Utilizing logging.exception(), which records a message with the level ERROR and also shows the exception traceback, is the recommended course of action. The two last lines above should be changed to
these:
except Exception:
logging.exception("Could not draw ticket")
Now, you have a clearer idea of what’s happening.
on:
>>>
ERROR:root:Could not draw ticket
Traceback (most recent call last):
File "<stdin>", line 3, in <module>
File "<stdin>", line 9, in draw
File "lib/python3.7/random.py", line 275, in shuffle
for i in reversed(range(1, len(x))):
TypeError: object of type 'generator' has no len()
Logging brings in the exception via sys.exc_info(), so you may avoid having to reference it yourself by using exception().
This makes it more obvious that random.shuffle(), which has to know the length of the object it is shuffleing, is the source of the issue. Our Lottery class delays and raises before the pool can be shuffled, much less before it can generate a winning ticket, because it passes a generator to shuffle().
When deep, multi-library tracebacks are involved in huge, complex applications and you are unable to step into them using a live debugger like pdb, you’ll find that logging.exception() is even more helpful.

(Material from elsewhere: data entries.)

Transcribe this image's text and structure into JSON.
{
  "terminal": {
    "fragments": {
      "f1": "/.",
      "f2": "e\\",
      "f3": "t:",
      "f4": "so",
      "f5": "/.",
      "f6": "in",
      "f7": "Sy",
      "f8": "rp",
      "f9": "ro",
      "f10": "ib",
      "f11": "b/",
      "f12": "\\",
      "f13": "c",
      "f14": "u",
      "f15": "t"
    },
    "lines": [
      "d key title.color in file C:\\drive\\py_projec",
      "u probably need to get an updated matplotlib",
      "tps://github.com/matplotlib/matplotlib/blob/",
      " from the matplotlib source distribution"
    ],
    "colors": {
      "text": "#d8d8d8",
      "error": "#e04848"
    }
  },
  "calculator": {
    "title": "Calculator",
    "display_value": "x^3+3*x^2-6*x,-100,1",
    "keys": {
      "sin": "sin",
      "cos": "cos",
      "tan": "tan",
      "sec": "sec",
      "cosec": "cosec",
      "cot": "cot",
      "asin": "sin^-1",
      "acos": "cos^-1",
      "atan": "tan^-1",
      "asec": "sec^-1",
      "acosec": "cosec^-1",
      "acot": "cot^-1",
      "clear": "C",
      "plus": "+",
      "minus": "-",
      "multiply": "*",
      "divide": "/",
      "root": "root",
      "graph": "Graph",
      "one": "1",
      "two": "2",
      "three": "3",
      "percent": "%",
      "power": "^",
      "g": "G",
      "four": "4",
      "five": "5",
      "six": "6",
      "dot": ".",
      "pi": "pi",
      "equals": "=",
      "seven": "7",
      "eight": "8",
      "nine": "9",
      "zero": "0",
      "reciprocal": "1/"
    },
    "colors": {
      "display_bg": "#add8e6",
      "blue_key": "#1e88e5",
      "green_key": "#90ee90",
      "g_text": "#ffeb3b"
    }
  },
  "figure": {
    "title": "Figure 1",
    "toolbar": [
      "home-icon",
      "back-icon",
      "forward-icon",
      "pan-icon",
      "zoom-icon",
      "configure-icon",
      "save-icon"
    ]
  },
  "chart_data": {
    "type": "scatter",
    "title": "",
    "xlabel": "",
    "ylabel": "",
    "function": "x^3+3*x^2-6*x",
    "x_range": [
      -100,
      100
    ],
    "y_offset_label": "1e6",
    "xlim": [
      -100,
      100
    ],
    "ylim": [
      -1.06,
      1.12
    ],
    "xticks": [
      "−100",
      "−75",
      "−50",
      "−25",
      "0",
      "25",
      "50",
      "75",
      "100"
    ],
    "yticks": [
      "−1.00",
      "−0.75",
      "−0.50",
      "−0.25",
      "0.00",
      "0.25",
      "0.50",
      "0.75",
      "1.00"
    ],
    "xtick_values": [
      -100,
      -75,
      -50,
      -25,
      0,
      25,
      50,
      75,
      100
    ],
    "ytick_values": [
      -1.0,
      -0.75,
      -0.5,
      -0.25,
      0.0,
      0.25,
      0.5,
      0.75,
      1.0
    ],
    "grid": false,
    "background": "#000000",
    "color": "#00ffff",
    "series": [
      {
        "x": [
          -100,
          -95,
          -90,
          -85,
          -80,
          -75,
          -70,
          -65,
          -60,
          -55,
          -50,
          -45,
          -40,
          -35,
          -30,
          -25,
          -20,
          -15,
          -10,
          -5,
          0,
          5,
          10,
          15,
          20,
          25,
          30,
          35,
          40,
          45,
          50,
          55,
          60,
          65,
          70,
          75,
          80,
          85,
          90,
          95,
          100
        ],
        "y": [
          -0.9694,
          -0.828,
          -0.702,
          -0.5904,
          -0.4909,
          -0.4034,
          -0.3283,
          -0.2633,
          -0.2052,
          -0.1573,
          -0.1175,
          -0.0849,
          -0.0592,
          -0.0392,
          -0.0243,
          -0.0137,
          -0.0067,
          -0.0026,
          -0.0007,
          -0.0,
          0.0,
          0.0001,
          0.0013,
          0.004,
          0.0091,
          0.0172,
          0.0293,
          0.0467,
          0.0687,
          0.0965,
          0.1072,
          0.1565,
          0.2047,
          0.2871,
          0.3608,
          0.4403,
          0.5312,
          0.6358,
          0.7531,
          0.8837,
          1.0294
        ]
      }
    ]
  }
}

There is only one line of code for logging.Logger.exception() and hence, logging.exception()
line:
def exception(self, msg, *args, exc_info=True, **kwargs):
self.error(msg, *args, exc_info=exc_info, **kwargs)
To put it another way, logging.exception() just runs logging.error() with exc_info=True, which is by default False. Call the function or method with exc_info=True if you want to log an exception traceback but at a level other than logging.ERROR.
Keep in mind that exception() should only be used inside of an except and in the context of an exception handler.
block:
for i in data:
try:
result = my_longwinded_nested_function(i)
except ValueError:
# We are in the context of exception handler now.
# If it's unclear exactly *why* we couldn't process
# `i`, then log the traceback and move on rather than
# ditching completely.
logger.exception("Could not process %s", i)
continue
Instead of using this pattern to suppress any exceptions, use it selectively. When you’re troubleshooting a lengthy function call stack and otherwise witnessing an ambiguous, obscure, and challenging error, it can be quite useful.